API integrations are increasingly used to enable two systems to exchange data and talk to each other.
In the world of company data, API integrations are often beneficial for the following business needs:
- Single queries: API calls are valuable where single queries need to be made. They are often used when you already have a name and company number for a legal entity and need to verify that against official company data time and time again in a repeatable way. For example: such as in the identification and verification (ID&V) process of Know Your Customer (KYC) due diligence.
- Workflow automation: API integrations also enable automated workflows to run. Instead of the whole dataset en masse, APIs can pull in a few records or attributes at a time, such as names, addresses or officers. This saves you (or your product’s users) the time and effort of having to search for these records manually.

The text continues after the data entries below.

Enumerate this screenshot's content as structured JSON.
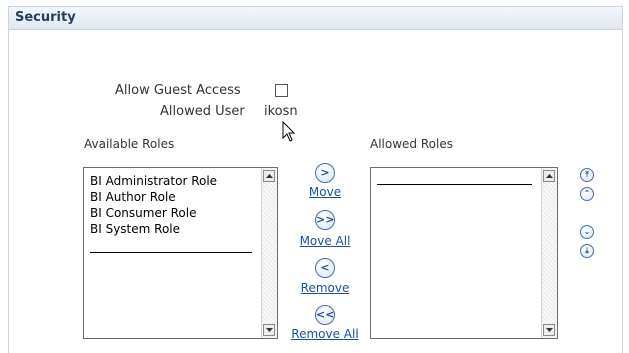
{
  "section": {
    "title": "Security"
  },
  "form": {
    "allow_guest_label": "Allow Guest Access",
    "allow_guest_checked": false,
    "allowed_user_label": "Allowed User",
    "allowed_user_value": "ikosn"
  },
  "available": {
    "label": "Available Roles",
    "items": [
      "BI Administrator Role",
      "BI Author Role",
      "BI Consumer Role",
      "BI System Role"
    ]
  },
  "allowed": {
    "label": "Allowed Roles",
    "items": []
  },
  "shuttle": {
    "move": {
      "label": "Move",
      "glyph": ">"
    },
    "move_all": {
      "label": "Move All",
      "glyph": ">>"
    },
    "remove": {
      "label": "Remove",
      "glyph": "<"
    },
    "remove_all": {
      "label": "Remove All",
      "glyph": "<<"
    }
  },
  "order_buttons": {
    "top": "⤒",
    "up": "⌃",
    "down": "⌄",
    "bottom": "⤓"
  },
  "colors": {
    "header_bg": "#dfe8f3",
    "link": "#1c4f9c",
    "title": "#23415e"
  }
}
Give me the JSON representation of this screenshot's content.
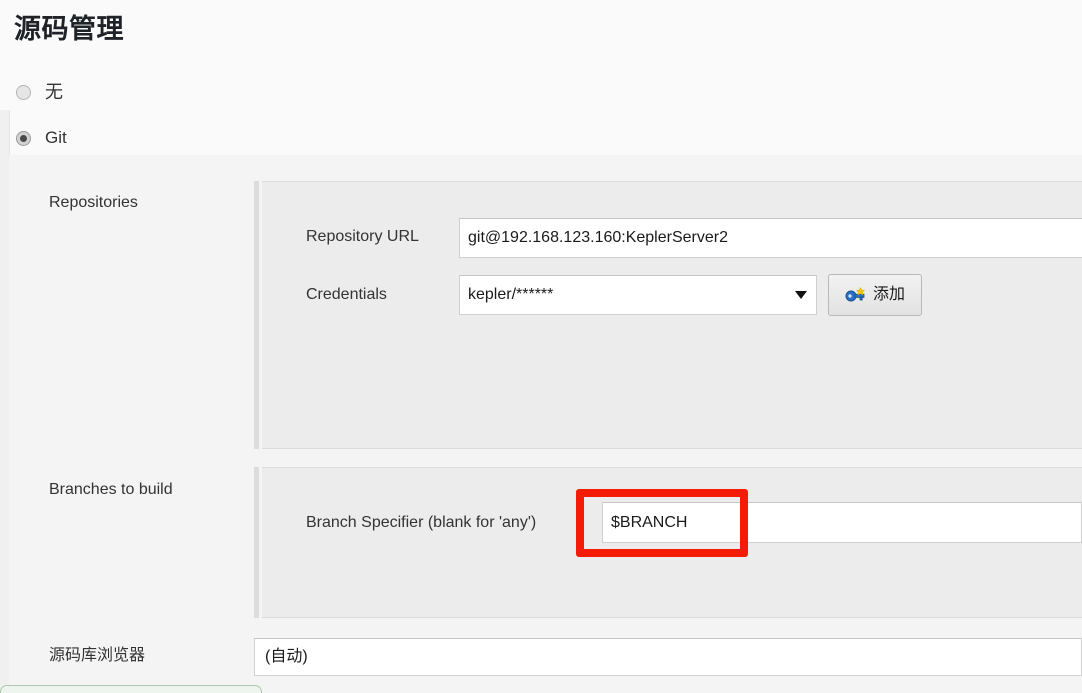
{
  "section": {
    "title": "源码管理"
  },
  "scm_options": [
    {
      "label": "无",
      "selected": false,
      "name": "radio-none"
    },
    {
      "label": "Git",
      "selected": true,
      "name": "radio-git"
    }
  ],
  "rows": {
    "repositories_label": "Repositories",
    "branches_label": "Branches to build",
    "browser_label": "源码库浏览器"
  },
  "repository": {
    "url_label": "Repository URL",
    "url_value": "git@192.168.123.160:KeplerServer2",
    "credentials_label": "Credentials",
    "credentials_value": "kepler/******",
    "add_button_label": "添加",
    "add_button_icon": "key-icon",
    "dropdown_icon": "chevron-down-icon"
  },
  "branches": {
    "specifier_label": "Branch Specifier (blank for 'any')",
    "specifier_value": "$BRANCH"
  },
  "browser": {
    "value": "(自动)"
  },
  "colors": {
    "page_background": "#fafafa",
    "form_background": "#f4f4f4",
    "panel_background": "#ececec",
    "panel_bar": "#dcdcdc",
    "input_background": "#ffffff",
    "input_border": "#d0d0d0",
    "text": "#333333",
    "title_text": "#1f2328",
    "annotation_red": "#f51b07",
    "key_icon_blue": "#2b72c6",
    "key_icon_yellow": "#f5c518",
    "bottom_bar_green": "#aec7ae"
  }
}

Many regulatory technology (RegTech) tools that focus on automated due diligence or business verification already use the OpenCorporates API in this way – such as Exiger’s DDIQ. Their tools typically call on OpenCorporates data to help their users verify the identity of a company or company officer they need to conduct due diligence on, as one of the initial steps in a longer workflow.
- Low-latency queries: In some cases, it is critical to have access to very up-to-date data. This is particularly true where anti-money laundering or KYC regulations require entities to be screened against current data, or where out-of-date data will give the ‘wrong’ result.
- Where smaller record numbers are needed: An API is the best option for an organisation that finds it problematic, or not cost-effective, to import an entire dataset. If a user needs only a small number of records, for example in an onboarding process, then downloading and importing millions of records might not be as efficient.
- Using data without storing high volumes: Similarly, API calls are useful where an organisation does not want to store much data themselves, but prefers to access large datasets for one-off retrievals.